The Waiting Place suddenly feels colder. “Like you,” I say flatly.

“You are not the only living creature to have wandered my woods, Elias. Shamans come here sometimes. Healers too. To the living or the dead, the wailing is unbearable. Yet you didn’t mind it. It took me decades to learn to communicate with the spirits. But you picked it up after a few visits.”

A hiss cuts through the air, and I spot the all too familiar glow of the jinn grove getting brighter. For once, Shaeva ignores it.

“I tried to keep you from Laia,” she says. “I wanted you to feel isolated. I wanted something from you, and so I wished you to be fearful. But after I waylaid you on your journey to Kauf, after you spoke my name, something awoke inside me. Some remnant of my better self. I realized how wrong I was to ask anything of you. Forgive me. I was so tired of this place. I only wished for release.”

The glow grows brighter. The trees seem to tremble.

“I don’t understand.”

“I wanted you to take my place,” she says. “To become Soul Catcher.”

At first I think I’ve misheard her. “Is that why you asked me to help Tristas move on?”

She nods. “You are human,” she says. “Thus you have limits the jinn do not. I had to see if you could do it. To be Soul Catcher, you must know death intimately, but you cannot worship it. You must have lived a life in which you wished to protect others but found that all you could do was destroy. Such a life instills remorse. That remorse is a doorway through which the power of the Waiting Place can enter you.”

Shaaeeva …

She swallows. I’m certain she hears the call of her kindred. “The Waiting Place is sentient, Elias. The oldest magic there is. And”—she grimaces apologetically—“it likes you.
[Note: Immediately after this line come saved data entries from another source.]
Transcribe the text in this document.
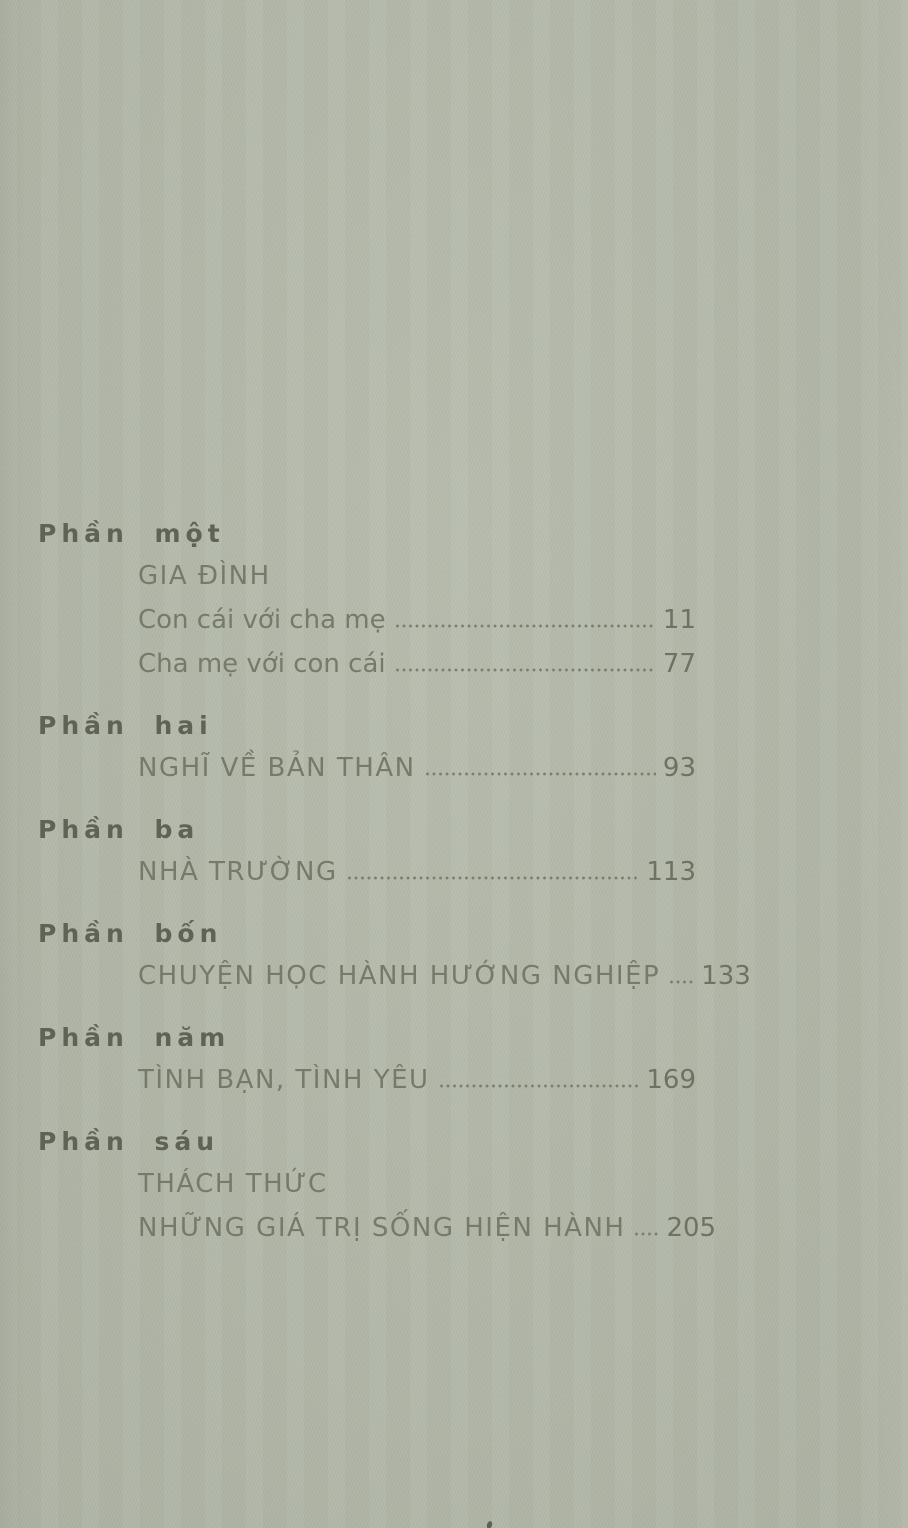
Phần một
GIA ĐÌNH
Con cái với cha mẹ	11
Cha mẹ với con cái	77
Phần hai
NGHĨ VỀ BẢN THÂN	93
Phần ba
NHÀ TRƯỜNG	113
Phần bốn
CHUYỆN HỌC HÀNH HƯỚNG NGHIỆP 133
Phần năm
TÌNH BẠN, TÌNH YÊU	169
Phần sáu
THÁCH THỨC
NHỮNG GIÁ TRỊ SỐNG HIỆN HÀNH 205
Already, it has begun to whisper its secrets to you.”

I grasp at something she told me before. “You said that when you became Soul Catcher, the Nightbringer killed you,” I say, “but that he brought you back and chained you here. And now, you live.”

“This is no life, Elias!” Shaeva says. “It is living death. Always I am surrounded by the spirits. I am bound to this place—”

“Not entirely,” I say. “You left the Forest. You came all the way to get me.”

“Only because you were near my lands. Leaving for more than a few days is torture. The further afield I go, the more I suffer. And the jinn, Elias—you do not understand what it is to deal with my trapped brethren.”

SHAEVA! They cry out to her now, and she turns toward them.

No! I shout the word in my head, and the ground beneath me shudders. The jinn fall silent. And I know, suddenly, what I must ask of her.